Why Domains Are Parked
Investment Purposes
- Hold valuable domains for appreciation
- Generate advertising revenue while waiting to sell
- Protect domain assets without development costs
Business Reasons
- Reserve names for future projects
- Protect brand variations and misspellings
- Redirect traffic to primary domain
- Placeholder during website development
Defensive Registration
- Prevent competitors from acquiring similar names
- Block typosquatting and brand abuse
- Secure domains in new TLDs
Types of Domain Parking
Monetized Parking
Display ads that generate revenue when clicked:
Parked Page Components:
├── Domain-related keywords
├── Pay-per-click advertisements
├── "For Sale" inquiry form
└── Related search suggestions
Non-Monetized Parking
Simple placeholder without ads:
- Coming soon pages
- Under construction notices
- Basic contact information
- Redirect to main website
For-Sale Parking
Explicitly marketed for purchase:
- Prominent "Buy This Domain" messaging
- Contact forms for offers
- Listed price or "Make Offer" buttons
- Links to domain marketplaces
Parking Revenue Model
| Factor | Impact on Revenue |
|---|---|
| Domain traffic | More visitors = more ad impressions |
| Keyword value | High CPC keywords earn more per click |
| Click-through rate | Relevant ads get clicked more |
| Geographic traffic | Some regions have higher ad values |
| Industry vertical | Finance, insurance pay premium CPCs |
Revenue Expectations
Realistic parking income varies widely:
- Most parked domains: $0-5/year
- Good generic domains: $10-100/year
- Premium type-in traffic domains: $100-10,000+/year
How Domain Parking Works
Technical Setup
1. Register domain with any registrar
2. Point nameservers to parking provider
3. Parking service generates ad-laden page
4. Revenue split between owner and provider (typically 50-80% to owner)
DNS Configuration
example.com.
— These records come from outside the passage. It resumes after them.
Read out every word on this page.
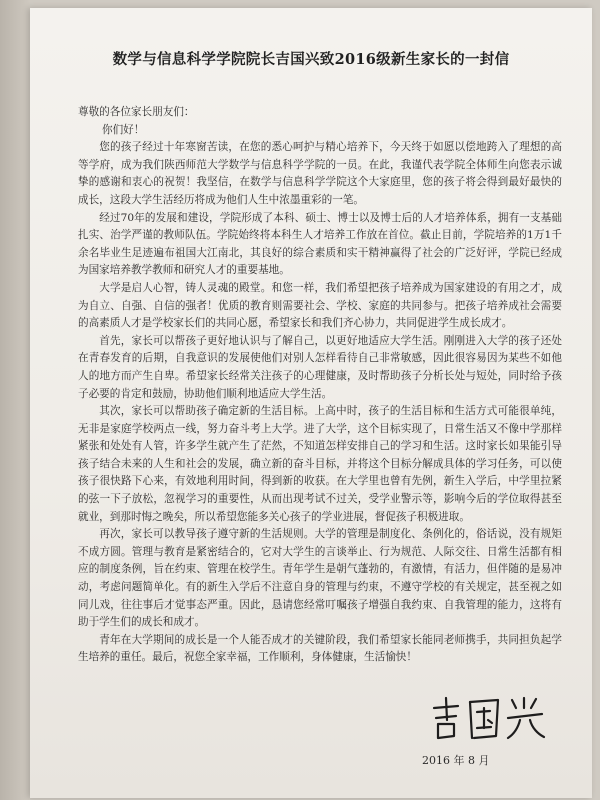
数学与信息科学学院院长吉国兴致2016级新生家长的一封信

尊敬的各位家长朋友们：

你们好！

您的孩子经过十年寒窗苦读，在您的悉心呵护与精心培养下，今天终于如愿以偿地跨入了理想的高等学府，成为我们陕西师范大学数学与信息科学学院的一员。在此，我谨代表学院全体师生向您表示诚挚的感谢和衷心的祝贺！我坚信，在数学与信息科学学院这个大家庭里，您的孩子将会得到最好最快的成长，这段大学生活经历将成为他们人生中浓墨重彩的一笔。

经过70年的发展和建设，学院形成了本科、硕士、博士以及博士后的人才培养体系，拥有一支基础扎实、治学严谨的教师队伍。学院始终将本科生人才培养工作放在首位。截止目前，学院培养的1万1千余名毕业生足迹遍布祖国大江南北，其良好的综合素质和实干精神赢得了社会的广泛好评，学院已经成为国家培养教学教师和研究人才的重要基地。

大学是启人心智，铸人灵魂的殿堂。和您一样，我们希望把孩子培养成为国家建设的有用之才，成为自立、自强、自信的强者！优质的教育则需要社会、学校、家庭的共同参与。把孩子培养成社会需要的高素质人才是学校家长们的共同心愿，希望家长和我们齐心协力，共同促进学生成长成才。

首先，家长可以帮孩子更好地认识与了解自己，以更好地适应大学生活。刚刚进入大学的孩子还处在青春发育的后期，自我意识的发展使他们对别人怎样看待自己非常敏感，因此很容易因为某些不如他人的地方而产生自卑。希望家长经常关注孩子的心理健康，及时帮助孩子分析长处与短处，同时给予孩子必要的肯定和鼓励，协助他们顺利地适应大学生活。

其次，家长可以帮助孩子确定新的生活目标。上高中时，孩子的生活目标和生活方式可能很单纯，无非是家庭学校两点一线，努力奋斗考上大学。进了大学，这个目标实现了，日常生活又不像中学那样紧张和处处有人管，许多学生就产生了茫然，不知道怎样安排自己的学习和生活。这时家长如果能引导孩子结合未来的人生和社会的发展，确立新的奋斗目标，并将这个目标分解成具体的学习任务，可以使孩子很快路下心来，有效地利用时间，得到新的收获。在大学里也曾有先例，新生入学后，中学里拉紧的弦一下子放松，忽视学习的重要性，从而出现考试不过关，受学业警示等，影响今后的学位取得甚至就业，到那时悔之晚矣，所以希望您能多关心孩子的学业进展，督促孩子积极进取。

再次，家长可以教导孩子遵守新的生活规则。大学的管理是制度化、条例化的，俗话说，没有规矩不成方圆。管理与教育是紧密结合的，它对大学生的言谈举止、行为规范、人际交往、日常生活都有相应的制度条例，旨在约束、管理在校学生。青年学生是朝气蓬勃的，有激情，有活力，但伴随的是易冲动，考虑问题简单化。有的新生入学后不注意自身的管理与约束，不遵守学校的有关规定，甚至视之如同儿戏，往往事后才觉事态严重。因此，恳请您经常叮嘱孩子增强自我约束、自我管理的能力，这将有助于学生们的成长和成才。

青年在大学期间的成长是一个人能否成才的关键阶段，我们希望家长能同老师携手，共同担负起学生培养的重任。最后，祝您全家幸福，工作顺利，身体健康，生活愉快！

2016 年 8 月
NS ns1.parkingprovider.com.
example.com. NS ns2.parkingprovider.com.
Popular Parking Providers
Major domain parking services:
- GoDaddy Cash Parking
- Sedo Domain Parking
- ParkingCrew
- Bodis
- Above.com
Legal and Ethical Considerations
Legitimate Parking
- Generic dictionary words
- Original brandable names
- Reserved future business names
- Expired domains acquired fairly
Problematic Parking
- Trademark-infringing domains
- Typosquatted brand names
- Domains registered in bad faith
- Cybersquatting violations (UDRP risk)
Best Practices
1. Know your rights: Only park domains you legitimately own
2. Monitor performance: Track which domains generate revenue
3. Consider alternatives: Development or sale may be more profitable
4. Review parking terms: Understand revenue splits and restrictions
5. Maintain renewals: Don't lose valuable domains to expiration
6. Stay compliant: Avoid trademark violations
Parking vs Development
| Approach | Pros | Cons |
|---|---|---|
| Parking | No effort, passive income | Low revenue, no SEO value |
| Development | Higher revenue potential, SEO | Time, cost, ongoing maintenance |
| Selling | One-time payment | Lose future potential |
Parked domains represent a holding pattern in the domain lifecycle—a way to retain ownership and potentially generate modest income while deciding on a domain's ultimate purpose.